Вадим Палыч
Сидишь ночью, пишешь что-то, и вдруг в почту падает письмо. Скончался Вадим Павлович Апенин. Три недели назад, 19 марта. Мы ничего не знали.
Больно. Стыдно. Он тяжко болел в последние годы, практически не выходил из дому. Иногда звонил. Редко. Спрашивал – что происходит, за какие памятники сейчас идет борьба. Спрашивал, не может ли он чем помочь, кому-нибудь позвонить, кому-то написать. Я говорил – да ничего, Вадим Палыч, не волнуйтесь, берегите здоровье. Мы сами…
Это не некролог, не биографический очерк, просто заметки человека, который Вадима Павловича немного знал. Могу упустить какие-то детали биографии, но постараюсь передать ощущение времени. Времени и Апенина.
Для тех, кто помоложе, кто не помнит. Вадим Павлович Апенин, пока не подкосила болезнь, работал заместителем председателя Совета Московского городского отделения Всероссийского общества охраны памятников истории и культуры. Я его на этом посту помню года с 1984-го, когда впервые, зеленым студентом, переступил с трепетом в душе порог дома Телешова на углу Покровского бульвара и Подколокольного. Наверняка он и раньше там работал, он еще при Барановском начинал, в середине 1960-х. Связь времен, как говорится, эстафета поколений. Теперь мы эстафета, черт побери.

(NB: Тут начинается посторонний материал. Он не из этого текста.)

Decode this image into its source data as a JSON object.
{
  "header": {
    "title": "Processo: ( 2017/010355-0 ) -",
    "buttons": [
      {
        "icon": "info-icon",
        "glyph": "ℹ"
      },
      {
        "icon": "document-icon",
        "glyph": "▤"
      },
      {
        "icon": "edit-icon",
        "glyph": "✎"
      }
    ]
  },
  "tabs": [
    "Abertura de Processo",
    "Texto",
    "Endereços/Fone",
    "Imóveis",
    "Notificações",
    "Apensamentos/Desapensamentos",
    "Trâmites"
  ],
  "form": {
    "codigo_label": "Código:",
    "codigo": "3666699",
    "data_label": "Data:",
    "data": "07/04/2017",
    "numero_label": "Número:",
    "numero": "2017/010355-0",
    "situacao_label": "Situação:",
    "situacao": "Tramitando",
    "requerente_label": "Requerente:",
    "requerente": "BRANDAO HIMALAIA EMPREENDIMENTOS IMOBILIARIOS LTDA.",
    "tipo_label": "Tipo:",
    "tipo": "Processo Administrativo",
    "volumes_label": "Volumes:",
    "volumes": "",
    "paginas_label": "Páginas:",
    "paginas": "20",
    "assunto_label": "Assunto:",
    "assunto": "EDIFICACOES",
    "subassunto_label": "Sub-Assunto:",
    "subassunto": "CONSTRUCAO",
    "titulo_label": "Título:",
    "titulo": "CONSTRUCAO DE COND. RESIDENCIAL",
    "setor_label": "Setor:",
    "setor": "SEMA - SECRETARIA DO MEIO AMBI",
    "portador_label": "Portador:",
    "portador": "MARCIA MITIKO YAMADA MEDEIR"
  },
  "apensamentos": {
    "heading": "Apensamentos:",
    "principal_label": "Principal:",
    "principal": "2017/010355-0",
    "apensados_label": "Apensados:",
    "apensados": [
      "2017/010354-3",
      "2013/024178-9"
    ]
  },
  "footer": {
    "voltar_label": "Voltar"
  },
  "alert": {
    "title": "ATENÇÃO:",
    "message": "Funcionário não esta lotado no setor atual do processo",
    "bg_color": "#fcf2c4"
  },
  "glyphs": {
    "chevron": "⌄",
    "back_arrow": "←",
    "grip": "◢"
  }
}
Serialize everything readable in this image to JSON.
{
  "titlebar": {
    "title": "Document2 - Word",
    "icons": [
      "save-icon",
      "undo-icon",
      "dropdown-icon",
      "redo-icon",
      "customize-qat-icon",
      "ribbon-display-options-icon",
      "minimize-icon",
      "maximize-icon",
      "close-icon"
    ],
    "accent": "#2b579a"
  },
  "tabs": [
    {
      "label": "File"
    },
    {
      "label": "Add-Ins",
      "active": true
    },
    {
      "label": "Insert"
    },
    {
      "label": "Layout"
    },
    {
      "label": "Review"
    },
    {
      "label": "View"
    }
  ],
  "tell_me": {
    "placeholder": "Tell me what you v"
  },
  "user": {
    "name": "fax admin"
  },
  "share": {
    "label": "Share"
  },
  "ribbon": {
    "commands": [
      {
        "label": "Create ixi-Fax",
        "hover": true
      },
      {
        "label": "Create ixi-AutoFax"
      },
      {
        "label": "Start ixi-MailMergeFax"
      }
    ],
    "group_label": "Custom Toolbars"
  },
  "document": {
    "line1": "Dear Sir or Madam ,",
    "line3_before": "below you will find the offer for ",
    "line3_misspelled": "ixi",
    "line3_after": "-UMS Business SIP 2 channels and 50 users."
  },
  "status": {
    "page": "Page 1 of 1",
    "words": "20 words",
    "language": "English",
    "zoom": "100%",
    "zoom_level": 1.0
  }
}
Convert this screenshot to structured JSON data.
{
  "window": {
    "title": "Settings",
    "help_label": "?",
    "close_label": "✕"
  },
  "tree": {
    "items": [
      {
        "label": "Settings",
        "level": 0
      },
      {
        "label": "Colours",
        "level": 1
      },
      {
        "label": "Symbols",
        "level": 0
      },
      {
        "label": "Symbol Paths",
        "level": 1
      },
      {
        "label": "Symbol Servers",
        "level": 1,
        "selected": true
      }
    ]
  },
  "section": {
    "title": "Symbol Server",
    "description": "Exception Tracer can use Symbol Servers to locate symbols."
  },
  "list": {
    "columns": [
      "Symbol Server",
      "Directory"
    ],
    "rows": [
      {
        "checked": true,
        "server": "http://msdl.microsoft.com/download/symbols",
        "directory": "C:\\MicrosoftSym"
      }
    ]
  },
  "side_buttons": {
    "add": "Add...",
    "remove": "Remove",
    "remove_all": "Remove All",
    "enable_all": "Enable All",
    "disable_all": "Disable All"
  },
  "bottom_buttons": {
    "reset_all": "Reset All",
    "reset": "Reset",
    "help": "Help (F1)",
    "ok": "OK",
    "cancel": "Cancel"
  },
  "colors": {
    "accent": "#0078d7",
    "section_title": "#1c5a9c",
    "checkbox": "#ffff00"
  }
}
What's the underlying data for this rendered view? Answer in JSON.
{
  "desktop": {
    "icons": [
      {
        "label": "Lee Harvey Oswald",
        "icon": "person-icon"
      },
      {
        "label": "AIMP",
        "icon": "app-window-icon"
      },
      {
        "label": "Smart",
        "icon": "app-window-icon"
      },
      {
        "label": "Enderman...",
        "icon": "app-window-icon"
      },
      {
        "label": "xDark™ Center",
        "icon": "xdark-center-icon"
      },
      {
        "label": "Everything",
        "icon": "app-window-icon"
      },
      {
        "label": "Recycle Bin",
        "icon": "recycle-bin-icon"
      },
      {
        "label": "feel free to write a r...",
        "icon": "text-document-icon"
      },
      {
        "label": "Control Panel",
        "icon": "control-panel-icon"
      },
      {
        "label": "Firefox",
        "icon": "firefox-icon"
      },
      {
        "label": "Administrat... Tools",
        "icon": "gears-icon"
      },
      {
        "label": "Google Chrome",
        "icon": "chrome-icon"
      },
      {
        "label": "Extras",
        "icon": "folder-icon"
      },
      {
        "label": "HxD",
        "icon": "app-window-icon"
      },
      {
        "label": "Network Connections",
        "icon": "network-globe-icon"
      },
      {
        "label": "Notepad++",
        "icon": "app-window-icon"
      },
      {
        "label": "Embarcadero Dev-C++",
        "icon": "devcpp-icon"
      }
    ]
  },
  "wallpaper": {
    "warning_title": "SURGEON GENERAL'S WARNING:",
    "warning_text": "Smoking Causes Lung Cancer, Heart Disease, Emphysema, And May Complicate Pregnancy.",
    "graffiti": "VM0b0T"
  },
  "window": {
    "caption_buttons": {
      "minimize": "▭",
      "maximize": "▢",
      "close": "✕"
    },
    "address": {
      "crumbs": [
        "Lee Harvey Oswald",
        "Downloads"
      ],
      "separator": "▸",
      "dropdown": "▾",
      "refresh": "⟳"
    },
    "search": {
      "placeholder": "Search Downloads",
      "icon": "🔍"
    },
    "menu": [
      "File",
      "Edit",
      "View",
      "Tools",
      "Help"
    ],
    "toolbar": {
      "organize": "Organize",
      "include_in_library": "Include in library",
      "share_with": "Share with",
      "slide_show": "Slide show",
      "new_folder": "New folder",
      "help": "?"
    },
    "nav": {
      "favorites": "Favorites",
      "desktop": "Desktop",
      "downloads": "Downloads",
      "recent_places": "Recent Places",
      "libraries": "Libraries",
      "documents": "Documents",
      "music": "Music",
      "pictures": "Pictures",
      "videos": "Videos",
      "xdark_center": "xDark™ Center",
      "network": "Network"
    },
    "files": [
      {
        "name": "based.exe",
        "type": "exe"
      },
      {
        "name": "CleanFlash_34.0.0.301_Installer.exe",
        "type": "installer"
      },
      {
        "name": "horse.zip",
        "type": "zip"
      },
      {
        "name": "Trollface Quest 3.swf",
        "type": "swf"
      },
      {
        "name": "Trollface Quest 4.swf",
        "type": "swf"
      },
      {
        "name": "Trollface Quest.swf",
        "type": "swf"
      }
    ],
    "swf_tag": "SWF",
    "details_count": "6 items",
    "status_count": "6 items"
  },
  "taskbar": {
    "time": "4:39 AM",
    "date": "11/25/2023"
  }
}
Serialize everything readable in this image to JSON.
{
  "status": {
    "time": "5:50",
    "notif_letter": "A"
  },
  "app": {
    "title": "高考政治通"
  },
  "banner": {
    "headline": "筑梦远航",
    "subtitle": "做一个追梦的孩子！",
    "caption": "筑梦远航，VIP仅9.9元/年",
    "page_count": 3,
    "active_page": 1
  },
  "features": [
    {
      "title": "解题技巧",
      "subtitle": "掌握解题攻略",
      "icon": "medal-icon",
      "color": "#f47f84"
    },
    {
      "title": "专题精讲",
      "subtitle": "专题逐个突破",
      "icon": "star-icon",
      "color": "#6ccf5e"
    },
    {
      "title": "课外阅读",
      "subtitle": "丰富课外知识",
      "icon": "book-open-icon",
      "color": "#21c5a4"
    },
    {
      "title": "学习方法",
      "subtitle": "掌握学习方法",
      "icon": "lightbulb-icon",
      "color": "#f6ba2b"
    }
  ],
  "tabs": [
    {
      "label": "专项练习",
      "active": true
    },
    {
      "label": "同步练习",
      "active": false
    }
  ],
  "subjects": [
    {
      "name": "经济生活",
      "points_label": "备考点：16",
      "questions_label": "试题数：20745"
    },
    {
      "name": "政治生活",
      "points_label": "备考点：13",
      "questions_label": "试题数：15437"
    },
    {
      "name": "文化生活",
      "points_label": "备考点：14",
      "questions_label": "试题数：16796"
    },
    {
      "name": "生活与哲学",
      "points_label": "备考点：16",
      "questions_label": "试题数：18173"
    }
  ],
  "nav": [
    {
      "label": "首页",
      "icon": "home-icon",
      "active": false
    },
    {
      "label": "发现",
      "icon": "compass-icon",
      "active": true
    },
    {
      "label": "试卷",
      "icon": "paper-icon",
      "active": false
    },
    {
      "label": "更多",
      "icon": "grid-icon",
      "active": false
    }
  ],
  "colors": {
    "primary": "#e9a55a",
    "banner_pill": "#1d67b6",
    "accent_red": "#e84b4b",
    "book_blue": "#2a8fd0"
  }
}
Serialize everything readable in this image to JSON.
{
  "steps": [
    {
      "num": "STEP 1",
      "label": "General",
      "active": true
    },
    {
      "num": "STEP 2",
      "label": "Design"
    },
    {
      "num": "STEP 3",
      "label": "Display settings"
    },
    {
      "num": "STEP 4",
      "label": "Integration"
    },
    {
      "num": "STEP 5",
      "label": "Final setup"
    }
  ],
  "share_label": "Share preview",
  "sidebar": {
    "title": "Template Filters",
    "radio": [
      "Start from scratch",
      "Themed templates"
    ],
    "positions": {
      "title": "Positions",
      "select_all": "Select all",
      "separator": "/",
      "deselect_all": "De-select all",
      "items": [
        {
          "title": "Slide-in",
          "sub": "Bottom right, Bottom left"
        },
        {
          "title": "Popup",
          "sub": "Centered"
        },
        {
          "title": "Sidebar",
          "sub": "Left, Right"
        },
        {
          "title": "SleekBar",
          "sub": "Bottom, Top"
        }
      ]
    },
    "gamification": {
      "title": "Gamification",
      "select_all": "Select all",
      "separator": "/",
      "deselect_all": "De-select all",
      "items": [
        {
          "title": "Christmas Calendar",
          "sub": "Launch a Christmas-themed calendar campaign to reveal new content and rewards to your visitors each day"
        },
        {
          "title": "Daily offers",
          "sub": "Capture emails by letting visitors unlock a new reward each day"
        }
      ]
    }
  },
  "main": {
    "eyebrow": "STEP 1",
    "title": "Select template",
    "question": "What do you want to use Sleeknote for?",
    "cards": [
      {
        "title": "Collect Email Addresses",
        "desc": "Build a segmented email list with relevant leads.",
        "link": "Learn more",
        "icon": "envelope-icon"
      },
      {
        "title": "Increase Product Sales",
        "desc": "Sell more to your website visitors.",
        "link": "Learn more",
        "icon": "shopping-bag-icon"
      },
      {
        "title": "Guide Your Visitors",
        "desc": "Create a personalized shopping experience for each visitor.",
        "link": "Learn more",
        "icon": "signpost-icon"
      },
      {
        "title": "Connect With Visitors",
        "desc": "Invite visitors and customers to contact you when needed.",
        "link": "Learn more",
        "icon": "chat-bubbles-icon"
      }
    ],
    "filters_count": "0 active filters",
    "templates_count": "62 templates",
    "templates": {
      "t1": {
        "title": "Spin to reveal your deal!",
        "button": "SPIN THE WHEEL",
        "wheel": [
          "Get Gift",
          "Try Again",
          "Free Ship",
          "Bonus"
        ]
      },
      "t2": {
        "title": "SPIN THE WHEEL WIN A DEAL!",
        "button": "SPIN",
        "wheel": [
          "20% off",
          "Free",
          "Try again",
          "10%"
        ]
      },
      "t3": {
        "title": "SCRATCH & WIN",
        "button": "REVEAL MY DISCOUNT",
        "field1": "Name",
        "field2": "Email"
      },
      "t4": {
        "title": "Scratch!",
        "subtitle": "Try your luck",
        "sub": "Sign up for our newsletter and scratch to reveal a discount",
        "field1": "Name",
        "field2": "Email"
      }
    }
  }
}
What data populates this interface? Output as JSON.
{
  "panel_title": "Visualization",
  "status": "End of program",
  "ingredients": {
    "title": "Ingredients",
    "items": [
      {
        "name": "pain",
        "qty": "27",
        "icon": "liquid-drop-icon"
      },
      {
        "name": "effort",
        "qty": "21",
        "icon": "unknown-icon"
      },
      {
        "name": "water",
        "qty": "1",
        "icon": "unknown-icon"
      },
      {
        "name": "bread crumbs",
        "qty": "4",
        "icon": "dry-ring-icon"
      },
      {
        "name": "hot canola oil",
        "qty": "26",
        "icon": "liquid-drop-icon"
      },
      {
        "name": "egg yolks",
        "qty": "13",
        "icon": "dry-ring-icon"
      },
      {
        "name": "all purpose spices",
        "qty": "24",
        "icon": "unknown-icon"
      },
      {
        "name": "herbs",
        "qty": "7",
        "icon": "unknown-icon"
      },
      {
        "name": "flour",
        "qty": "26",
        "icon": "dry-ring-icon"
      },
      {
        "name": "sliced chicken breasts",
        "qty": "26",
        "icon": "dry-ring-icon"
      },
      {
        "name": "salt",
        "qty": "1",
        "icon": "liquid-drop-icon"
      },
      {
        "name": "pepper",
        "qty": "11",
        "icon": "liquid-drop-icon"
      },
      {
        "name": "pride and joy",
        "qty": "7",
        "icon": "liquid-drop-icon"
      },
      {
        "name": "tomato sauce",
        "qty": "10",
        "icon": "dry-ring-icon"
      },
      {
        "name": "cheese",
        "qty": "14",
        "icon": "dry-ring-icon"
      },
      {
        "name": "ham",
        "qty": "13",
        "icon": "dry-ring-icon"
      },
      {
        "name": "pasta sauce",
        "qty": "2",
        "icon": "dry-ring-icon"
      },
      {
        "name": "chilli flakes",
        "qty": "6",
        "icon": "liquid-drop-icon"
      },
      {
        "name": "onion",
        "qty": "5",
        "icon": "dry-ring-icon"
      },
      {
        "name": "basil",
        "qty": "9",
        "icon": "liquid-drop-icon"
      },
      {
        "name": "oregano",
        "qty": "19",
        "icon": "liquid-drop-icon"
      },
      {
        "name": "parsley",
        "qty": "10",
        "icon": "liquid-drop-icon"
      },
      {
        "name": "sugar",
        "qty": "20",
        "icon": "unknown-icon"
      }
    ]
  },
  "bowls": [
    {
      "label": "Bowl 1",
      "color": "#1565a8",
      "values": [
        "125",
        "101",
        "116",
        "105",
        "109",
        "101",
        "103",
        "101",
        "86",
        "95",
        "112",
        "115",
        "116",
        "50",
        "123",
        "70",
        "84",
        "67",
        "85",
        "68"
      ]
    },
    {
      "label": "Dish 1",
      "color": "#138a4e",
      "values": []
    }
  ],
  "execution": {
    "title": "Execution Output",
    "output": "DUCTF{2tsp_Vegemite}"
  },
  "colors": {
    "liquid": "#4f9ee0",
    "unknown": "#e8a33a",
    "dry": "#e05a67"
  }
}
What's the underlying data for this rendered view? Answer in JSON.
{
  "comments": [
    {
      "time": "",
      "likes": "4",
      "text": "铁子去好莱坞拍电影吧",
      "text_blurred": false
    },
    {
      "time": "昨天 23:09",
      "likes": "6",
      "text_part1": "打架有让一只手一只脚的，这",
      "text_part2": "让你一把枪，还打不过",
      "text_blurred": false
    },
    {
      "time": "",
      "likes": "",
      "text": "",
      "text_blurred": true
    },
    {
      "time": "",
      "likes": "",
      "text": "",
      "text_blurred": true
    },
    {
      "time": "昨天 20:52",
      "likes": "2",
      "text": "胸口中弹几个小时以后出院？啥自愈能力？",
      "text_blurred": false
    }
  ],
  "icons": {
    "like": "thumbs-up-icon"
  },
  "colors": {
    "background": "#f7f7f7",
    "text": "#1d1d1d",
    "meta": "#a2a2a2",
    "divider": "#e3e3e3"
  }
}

Вокруг Вадима Палыча, как его все по-свойски звали, бурлила жизнь. В «телешатнике» середины 1980-х она вообще бурлила, а вокруг него особенно. Апенин руководил общественной инспекцией МГО ВООПИК. Раз в неделю, кажется, по четвергам, он собирал своих агентов-добровольцев, те сообщали о бедствиях, которые они подметили в городе. Я с тех самых пор помню его глаза – добрые, живые, сочувствующие. Но его взгляд, не менявшийся со временем, бывал цепким и жестким. Апенин переживал каждый тревожный рапорт вместе с вестником, сообща советовались, как помочь делу, кому и в каких словах написать. Возился с каждым, со мной в том числе, наставлял, как составить «акт осмотра памятника», что подчеркнуть, о чем попросить. Потом он отправлялся с этими актами на Пятницкую, 19, на которой тогда висела вывеска, кажется, «УГКОИП». Управление государственного контроля охраны и использования памятников. «Ага, мы охраняем, а они нас контролируют», — так шутили в доме Телешова.
По актам иногда принимали меры, т.е. письма еще куда-нибудь. Иногда не принимали. Но каждый четверг общественная инспекция собиралась вновь, и Вадим Палыч со товарищи вновь мозговали, что бы еще предпринять.
Апенин не упускал ни одного факта. Папочки, письма, акты, ответы, документы, цитаты. Каждый факт в его письмах, статьях и интервью был документирован на сто двадцать процентов. Он помнил, какие кто по какому поводу принимал решения в тысячу девятьсот семьдесят каком-нибудь году. Он выстраивал из фактов и документов неопровержимые конструкции и вновь и вновь отправлялся с ними на Пятницкую, 19, чтобы побудить ее не только контролировать, но и охранять. И часто в этом преуспевал.
Он был завсегдатаем каких-то тамошних комиссий – по сносу, вероятно, в первую очередь. Он бился с неприятелем на фронте шириною в тысячи адресов, отступал под напором превосходящих сил, переходил в контратаки, поднимал голову из окопа. Не он один, конечно. Но он был всегда в первых рядах.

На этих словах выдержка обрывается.